351 B.R. 491, 2006 Bankr. LEXIS 3077, 2006 WL 2742301
CourtUnited States Bankruptcy Court, E.D. Tennessee
DecidedSeptember 26, 2006
DocketBankruptcy No. 05-34045, Adversary No. 05-3186
StatusPublished
Cited by8 cases

This text of 351 B.R. 491 (Gordon v. Courtney (In Re Courtney)) is published on Counsel Stack Legal Research, covering United States Bankruptcy Court, E.D. Tennessee primary law. Counsel Stack provides free access to over 12 million legal documents including statutes, case law, regulations, and constitutions.

Bluebook
Gordon v. Courtney (In Re Courtney), 351 B.R. 491, 2006 Bankr. LEXIS 3077, 2006 WL 2742301 (Tenn. 2006).

Opinion

*498 MEMORANDUM

RICHARD STAIR, JR., Bankruptcy Judge.

This adversary proceeding is before the court upon the Complaint Objecting to Discharge of the Debtor, to Determine the Dischargeability of a Debt, and for Damages (Complaint) filed by the Plaintiffs on October 27, 2005, asking the court to (1) deny the Debtor’s discharge under 11 U.S.C.A. § 727(a)(2), (3), (4)(A), (4)(D), and (5) (West 2004); (2) determine the nondis-chargeability of a debt under 11 U.S.C.A. § 523(a)(2), (4), and (6) (West 2004); (3) award compensatory damages in the amount of no less than $250,000.00 for negligence, intentional misrepresentation, fraud, outrageous conduct, deceit, conversion, breach of contract, and violations of the Tennessee Consumer Protection Act for actions with respect to a contract between the parties for the construction of a house, plus treble damages, punitive damages, and attorneys’ fees; and (4) if the Debtor is denied a discharge, allow the Plaintiffs’ attorneys’ fees as an administrative expense under 11 U.S.C.A. § 503(b)(3) and (4) (West 2004). 1

The trial of this adversary proceeding was held on August 29, 2006. 2 The record before the court consists of eight exhibits introduced into evidence, along with the testimony of three witnesses, G. Wayne Walls, the Chapter 7 Trustee, Amy Lee Courtney, and the Debtor.

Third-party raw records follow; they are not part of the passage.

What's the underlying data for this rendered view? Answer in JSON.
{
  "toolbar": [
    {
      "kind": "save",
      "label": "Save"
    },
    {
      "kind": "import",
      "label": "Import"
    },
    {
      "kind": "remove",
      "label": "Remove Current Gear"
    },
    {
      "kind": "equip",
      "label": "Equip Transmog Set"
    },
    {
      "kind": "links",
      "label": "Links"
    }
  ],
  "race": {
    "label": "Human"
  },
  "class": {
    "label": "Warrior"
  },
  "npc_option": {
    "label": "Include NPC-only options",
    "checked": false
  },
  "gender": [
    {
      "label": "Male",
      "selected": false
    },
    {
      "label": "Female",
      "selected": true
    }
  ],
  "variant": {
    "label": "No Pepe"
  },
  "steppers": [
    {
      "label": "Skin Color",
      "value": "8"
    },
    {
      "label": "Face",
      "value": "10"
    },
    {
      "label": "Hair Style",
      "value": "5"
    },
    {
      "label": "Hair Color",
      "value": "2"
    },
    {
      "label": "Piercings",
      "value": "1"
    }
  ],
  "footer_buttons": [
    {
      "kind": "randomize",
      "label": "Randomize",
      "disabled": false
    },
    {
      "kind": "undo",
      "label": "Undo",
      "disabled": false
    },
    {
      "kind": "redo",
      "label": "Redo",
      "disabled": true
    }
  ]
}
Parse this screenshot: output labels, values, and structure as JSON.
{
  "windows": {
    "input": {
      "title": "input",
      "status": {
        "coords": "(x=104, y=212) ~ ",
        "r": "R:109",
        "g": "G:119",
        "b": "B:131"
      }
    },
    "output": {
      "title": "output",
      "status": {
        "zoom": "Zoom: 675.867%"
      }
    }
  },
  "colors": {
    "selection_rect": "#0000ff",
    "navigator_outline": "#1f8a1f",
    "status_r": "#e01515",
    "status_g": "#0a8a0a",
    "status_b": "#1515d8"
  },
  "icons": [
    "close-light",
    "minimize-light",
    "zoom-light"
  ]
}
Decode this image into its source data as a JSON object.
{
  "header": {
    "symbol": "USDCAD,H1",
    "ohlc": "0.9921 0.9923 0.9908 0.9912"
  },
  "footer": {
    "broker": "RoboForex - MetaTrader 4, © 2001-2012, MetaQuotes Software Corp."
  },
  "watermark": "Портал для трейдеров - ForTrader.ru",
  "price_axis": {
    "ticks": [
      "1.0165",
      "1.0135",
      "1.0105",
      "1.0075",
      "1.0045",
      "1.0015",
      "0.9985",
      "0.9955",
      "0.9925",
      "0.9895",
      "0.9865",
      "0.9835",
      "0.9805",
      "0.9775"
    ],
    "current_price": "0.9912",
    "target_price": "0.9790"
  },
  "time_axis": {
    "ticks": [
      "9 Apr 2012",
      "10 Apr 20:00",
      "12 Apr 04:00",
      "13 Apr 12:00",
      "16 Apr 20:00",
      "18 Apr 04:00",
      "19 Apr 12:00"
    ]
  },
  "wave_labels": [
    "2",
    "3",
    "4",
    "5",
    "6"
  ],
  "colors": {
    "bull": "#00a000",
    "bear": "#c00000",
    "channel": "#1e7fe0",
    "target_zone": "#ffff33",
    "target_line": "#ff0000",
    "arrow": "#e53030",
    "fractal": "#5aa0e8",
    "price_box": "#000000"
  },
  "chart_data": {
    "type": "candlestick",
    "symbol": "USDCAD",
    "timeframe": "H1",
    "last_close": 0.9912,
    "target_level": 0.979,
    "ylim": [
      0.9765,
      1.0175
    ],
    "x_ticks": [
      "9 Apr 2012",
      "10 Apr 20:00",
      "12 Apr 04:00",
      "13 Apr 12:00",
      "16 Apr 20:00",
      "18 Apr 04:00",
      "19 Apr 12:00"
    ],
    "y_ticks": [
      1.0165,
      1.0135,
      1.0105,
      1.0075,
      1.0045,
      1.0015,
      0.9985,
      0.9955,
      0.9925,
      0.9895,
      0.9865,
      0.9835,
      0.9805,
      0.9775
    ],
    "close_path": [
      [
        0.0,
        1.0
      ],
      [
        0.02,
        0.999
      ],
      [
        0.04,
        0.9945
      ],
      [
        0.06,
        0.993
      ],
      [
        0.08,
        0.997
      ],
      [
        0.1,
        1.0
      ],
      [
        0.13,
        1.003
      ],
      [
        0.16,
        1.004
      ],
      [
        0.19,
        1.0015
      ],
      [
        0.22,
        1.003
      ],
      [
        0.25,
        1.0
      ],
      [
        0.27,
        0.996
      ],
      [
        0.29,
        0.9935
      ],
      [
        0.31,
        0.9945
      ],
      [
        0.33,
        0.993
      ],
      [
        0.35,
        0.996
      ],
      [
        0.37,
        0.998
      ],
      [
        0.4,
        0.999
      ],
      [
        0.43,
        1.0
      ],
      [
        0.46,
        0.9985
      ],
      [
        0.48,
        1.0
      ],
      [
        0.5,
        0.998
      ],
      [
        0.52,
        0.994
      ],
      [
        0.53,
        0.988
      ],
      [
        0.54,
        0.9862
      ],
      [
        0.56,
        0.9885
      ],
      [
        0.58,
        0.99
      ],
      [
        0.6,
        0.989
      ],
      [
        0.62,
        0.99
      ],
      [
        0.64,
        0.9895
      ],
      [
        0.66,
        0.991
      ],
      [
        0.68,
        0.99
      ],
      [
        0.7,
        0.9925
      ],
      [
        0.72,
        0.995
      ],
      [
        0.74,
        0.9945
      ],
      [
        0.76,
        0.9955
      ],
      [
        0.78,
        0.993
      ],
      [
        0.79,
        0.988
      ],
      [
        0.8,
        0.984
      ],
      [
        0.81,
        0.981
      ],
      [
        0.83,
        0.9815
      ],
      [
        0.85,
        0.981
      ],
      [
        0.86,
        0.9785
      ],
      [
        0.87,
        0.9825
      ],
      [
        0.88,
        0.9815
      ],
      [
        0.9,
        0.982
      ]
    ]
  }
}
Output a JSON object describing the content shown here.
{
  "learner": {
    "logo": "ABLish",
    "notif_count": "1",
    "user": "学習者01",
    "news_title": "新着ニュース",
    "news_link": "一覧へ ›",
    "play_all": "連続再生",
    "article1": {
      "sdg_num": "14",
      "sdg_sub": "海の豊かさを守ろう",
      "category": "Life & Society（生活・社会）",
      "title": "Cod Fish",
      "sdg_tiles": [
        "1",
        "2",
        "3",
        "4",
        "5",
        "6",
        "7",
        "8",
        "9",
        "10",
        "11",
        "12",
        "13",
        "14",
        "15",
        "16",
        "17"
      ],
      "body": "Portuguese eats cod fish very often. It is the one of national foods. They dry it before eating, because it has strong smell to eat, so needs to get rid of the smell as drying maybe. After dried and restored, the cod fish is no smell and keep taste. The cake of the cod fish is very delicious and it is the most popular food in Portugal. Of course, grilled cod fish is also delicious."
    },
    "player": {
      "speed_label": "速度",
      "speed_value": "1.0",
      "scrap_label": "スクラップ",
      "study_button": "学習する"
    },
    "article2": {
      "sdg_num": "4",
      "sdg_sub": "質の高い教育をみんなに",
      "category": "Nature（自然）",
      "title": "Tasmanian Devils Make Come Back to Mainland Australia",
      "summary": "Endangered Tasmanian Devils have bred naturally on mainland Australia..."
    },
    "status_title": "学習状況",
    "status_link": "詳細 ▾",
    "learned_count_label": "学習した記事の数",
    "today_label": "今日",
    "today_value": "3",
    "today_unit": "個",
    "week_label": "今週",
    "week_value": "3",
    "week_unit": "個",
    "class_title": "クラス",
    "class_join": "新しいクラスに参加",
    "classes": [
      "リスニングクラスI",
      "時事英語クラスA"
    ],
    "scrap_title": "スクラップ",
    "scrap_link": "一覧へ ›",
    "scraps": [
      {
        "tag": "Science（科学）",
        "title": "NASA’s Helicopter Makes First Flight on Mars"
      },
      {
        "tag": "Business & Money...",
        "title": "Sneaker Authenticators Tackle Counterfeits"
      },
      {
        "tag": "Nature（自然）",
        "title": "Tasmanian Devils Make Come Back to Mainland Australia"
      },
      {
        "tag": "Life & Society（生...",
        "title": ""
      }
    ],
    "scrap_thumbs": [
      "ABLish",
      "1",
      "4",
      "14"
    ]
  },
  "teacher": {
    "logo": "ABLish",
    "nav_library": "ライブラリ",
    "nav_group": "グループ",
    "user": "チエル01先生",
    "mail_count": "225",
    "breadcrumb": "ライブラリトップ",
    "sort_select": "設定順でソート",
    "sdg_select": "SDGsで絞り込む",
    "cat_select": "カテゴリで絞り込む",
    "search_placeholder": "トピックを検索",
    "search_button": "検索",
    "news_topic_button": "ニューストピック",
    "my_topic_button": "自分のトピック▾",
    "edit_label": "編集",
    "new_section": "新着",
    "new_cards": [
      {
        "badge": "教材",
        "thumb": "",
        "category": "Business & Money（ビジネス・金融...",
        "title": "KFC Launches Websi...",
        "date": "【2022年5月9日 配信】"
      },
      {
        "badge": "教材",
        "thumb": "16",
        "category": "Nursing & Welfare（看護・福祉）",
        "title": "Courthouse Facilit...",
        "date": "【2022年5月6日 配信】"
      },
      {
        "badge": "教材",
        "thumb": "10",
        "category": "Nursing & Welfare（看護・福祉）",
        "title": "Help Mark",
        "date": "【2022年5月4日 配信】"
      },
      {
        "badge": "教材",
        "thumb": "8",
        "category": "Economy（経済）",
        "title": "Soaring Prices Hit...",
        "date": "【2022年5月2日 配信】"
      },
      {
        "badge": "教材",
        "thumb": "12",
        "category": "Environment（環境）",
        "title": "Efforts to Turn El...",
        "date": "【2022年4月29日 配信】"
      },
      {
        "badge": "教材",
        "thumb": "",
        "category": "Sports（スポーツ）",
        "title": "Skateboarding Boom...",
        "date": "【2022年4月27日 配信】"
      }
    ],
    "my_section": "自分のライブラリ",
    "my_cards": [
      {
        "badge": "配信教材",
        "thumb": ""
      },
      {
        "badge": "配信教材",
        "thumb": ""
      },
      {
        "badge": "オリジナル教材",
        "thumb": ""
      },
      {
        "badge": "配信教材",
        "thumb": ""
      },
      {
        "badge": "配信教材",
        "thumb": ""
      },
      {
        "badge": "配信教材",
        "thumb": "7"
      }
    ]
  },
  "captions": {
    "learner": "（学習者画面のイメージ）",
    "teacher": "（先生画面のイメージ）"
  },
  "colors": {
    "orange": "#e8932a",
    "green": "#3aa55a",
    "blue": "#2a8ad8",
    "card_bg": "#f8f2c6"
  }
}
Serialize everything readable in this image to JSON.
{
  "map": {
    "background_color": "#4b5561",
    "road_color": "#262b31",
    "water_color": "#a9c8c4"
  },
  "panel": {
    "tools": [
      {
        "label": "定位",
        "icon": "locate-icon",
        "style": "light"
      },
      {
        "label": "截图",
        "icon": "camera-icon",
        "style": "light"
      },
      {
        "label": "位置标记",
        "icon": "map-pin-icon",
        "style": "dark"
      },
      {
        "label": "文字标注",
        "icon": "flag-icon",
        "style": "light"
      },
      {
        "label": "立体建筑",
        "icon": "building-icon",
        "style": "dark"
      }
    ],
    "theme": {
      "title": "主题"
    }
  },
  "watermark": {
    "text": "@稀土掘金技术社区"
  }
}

This is a core proceeding. 28 U.S.C.A. § 157(b)(2)(I) and (J) (West 1993).

I

On June 7, 2002, the Plaintiffs entered into a contract with the Debtor, doing business as Courtney Builders, for the construction of a house on the Plaintiffs’ property in Norris, Tennessee, for a purchase price of $189,762.00, to be paid in four equal installments at different stages of the construction’s progress. The Debtor received funds pursuant to the contract in multiple installments. These funds received from the Plaintiffs were co-mingled with funds for other projects. Under the terms of the parties’ contract, construction of the house was to be completed by December 3, 2002, but as of March 2003, the project was not completed, and the Plaintiffs filed suit against the Debtor in the Circuit Court for Anderson County, Tennessee.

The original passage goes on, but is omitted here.